I wish I knew how powerful it was, what damage it could cause.

I fly through the air, pushing myself hard, going as fast as I can. My connection wobbles as I strain for every extra ounce of speed, the weight of the box making my arms tremble violently.

I reach more deeply into the air, ask it to propel me forward.

Keep going. Got to keep going.

When I’ve gone as far as I dare, I dip into a ravine, find a ledge on the cliff, set the bomb down on the rocky shelf. My blood-drenched arms sag at my side, the adrenaline gone.

I hope this is far enough
. I stumble to the cliff’s edge
.
Now I have to get the other one.

Suddenly, I stop, look around me. I made it. I’m out of the fortress. I’m safe!

If I go back, the second bomb might go off before I get out. Someone might shoot me. I should leave now, while I have the chance.

What about the people inside
?

I bite through the inside of my cheek, jab my fingernails into my leg.

The Yakone aren’t my family—they tried to slice my head off.
I need to leave. Go help my real family. The twins.

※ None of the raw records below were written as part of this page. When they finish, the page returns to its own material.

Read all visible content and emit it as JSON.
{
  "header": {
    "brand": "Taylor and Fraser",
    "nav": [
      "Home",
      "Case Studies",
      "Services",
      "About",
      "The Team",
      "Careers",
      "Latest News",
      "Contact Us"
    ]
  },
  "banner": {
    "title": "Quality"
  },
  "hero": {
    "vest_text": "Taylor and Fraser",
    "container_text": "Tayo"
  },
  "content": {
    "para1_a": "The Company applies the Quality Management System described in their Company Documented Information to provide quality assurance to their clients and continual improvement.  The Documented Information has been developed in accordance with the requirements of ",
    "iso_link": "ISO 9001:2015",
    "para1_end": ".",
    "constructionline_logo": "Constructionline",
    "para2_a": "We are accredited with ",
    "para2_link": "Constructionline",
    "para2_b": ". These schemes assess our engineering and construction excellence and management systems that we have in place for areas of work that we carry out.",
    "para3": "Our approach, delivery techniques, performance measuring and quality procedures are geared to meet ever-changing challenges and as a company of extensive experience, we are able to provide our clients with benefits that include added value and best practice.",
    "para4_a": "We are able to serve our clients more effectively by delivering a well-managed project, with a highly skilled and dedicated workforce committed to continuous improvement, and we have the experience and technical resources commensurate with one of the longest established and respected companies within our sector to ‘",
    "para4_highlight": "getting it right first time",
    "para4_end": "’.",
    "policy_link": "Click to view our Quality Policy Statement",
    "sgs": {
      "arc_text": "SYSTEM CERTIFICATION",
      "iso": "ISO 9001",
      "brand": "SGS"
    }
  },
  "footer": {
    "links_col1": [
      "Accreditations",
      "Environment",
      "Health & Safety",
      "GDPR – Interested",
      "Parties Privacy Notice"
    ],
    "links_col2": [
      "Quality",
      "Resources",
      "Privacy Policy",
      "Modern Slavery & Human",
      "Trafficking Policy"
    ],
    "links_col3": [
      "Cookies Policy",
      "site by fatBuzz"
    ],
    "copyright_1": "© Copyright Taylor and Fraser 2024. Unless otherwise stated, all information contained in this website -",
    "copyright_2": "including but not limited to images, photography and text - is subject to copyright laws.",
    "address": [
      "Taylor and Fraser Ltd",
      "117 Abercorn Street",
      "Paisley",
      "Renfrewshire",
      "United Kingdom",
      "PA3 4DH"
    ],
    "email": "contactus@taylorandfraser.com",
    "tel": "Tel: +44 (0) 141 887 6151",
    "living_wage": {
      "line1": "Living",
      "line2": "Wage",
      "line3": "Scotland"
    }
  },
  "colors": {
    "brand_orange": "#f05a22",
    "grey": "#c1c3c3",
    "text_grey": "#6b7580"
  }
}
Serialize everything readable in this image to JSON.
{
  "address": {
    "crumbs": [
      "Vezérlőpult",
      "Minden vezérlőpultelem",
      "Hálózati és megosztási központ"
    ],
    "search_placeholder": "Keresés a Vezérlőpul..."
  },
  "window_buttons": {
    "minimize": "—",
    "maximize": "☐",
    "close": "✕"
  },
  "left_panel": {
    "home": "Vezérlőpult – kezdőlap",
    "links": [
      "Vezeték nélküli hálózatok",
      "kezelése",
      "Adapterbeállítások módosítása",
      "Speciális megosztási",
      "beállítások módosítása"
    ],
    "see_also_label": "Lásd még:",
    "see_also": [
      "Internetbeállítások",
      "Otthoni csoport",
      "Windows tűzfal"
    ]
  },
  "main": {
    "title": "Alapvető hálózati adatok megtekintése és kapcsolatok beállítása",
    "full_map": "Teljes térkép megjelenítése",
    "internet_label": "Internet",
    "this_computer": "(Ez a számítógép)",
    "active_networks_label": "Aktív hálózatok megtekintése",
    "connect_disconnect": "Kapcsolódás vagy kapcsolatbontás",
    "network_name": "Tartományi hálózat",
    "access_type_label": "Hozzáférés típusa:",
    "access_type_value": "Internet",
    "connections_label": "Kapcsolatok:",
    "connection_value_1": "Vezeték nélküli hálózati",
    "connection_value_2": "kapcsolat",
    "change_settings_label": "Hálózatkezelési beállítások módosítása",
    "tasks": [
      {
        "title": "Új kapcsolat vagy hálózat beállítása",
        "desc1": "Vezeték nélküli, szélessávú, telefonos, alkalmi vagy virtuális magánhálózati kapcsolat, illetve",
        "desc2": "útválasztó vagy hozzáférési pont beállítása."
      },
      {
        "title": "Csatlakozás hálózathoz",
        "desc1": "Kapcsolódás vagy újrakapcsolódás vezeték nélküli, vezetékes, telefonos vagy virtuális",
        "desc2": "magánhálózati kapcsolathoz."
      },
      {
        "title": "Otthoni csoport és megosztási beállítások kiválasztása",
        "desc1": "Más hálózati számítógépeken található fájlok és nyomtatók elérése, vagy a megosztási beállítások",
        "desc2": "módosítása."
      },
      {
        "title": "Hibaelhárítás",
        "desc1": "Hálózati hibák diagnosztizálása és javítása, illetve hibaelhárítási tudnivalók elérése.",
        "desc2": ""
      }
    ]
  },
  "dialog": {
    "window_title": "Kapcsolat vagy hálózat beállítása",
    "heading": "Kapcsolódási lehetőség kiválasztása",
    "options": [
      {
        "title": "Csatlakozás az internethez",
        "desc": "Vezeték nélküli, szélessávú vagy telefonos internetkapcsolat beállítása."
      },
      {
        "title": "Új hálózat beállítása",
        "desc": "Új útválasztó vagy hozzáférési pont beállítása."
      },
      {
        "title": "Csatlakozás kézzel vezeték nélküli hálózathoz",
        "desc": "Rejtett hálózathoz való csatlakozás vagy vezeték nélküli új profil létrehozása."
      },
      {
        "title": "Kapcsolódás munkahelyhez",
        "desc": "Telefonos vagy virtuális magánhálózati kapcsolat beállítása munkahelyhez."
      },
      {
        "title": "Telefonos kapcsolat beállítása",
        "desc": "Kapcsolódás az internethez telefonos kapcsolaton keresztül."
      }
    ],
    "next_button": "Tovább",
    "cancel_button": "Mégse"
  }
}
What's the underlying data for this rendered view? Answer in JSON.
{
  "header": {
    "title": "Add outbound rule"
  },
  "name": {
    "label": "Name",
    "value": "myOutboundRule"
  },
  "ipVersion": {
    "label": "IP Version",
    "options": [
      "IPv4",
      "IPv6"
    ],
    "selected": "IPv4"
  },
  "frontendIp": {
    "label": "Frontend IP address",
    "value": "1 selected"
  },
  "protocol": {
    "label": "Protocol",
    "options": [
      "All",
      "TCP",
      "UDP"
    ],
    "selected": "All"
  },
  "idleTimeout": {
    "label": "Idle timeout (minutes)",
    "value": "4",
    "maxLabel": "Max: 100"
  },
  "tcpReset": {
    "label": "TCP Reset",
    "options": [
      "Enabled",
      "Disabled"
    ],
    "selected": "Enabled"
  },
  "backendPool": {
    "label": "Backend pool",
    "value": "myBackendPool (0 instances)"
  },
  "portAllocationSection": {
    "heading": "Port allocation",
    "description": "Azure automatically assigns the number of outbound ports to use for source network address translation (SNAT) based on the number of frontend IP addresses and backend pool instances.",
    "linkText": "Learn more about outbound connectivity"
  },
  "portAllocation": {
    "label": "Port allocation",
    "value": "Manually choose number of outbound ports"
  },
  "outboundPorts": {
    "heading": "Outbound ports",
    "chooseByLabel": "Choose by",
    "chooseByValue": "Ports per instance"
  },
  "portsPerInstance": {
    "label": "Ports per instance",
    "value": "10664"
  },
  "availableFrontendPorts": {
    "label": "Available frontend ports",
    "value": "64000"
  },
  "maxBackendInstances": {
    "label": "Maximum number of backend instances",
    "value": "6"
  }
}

I stand poised on the edge of the crag. I look at the open sky then back at the
Wakenunat
. At the sky, back at the fortress.

I feel the wind beckoning at the fringes of my brain.

“No!” I shout. “I won’t! I want to live.”

I got one bomb out, that’s more than enough. More than they deserve. I’m not a Yakone; they hate me. Why should I risk my neck for them?

“I won’t do it.”

I have to take care of myself, have to keep running. I can’t go back there. Can’t throw my life away. I’m free now. Free.

I turn away from the mountain.

And then I see Rye’s face, those calm green eyes. See him holding me after I was shot, carrying me through the storm, watching over me while I lay unconscious.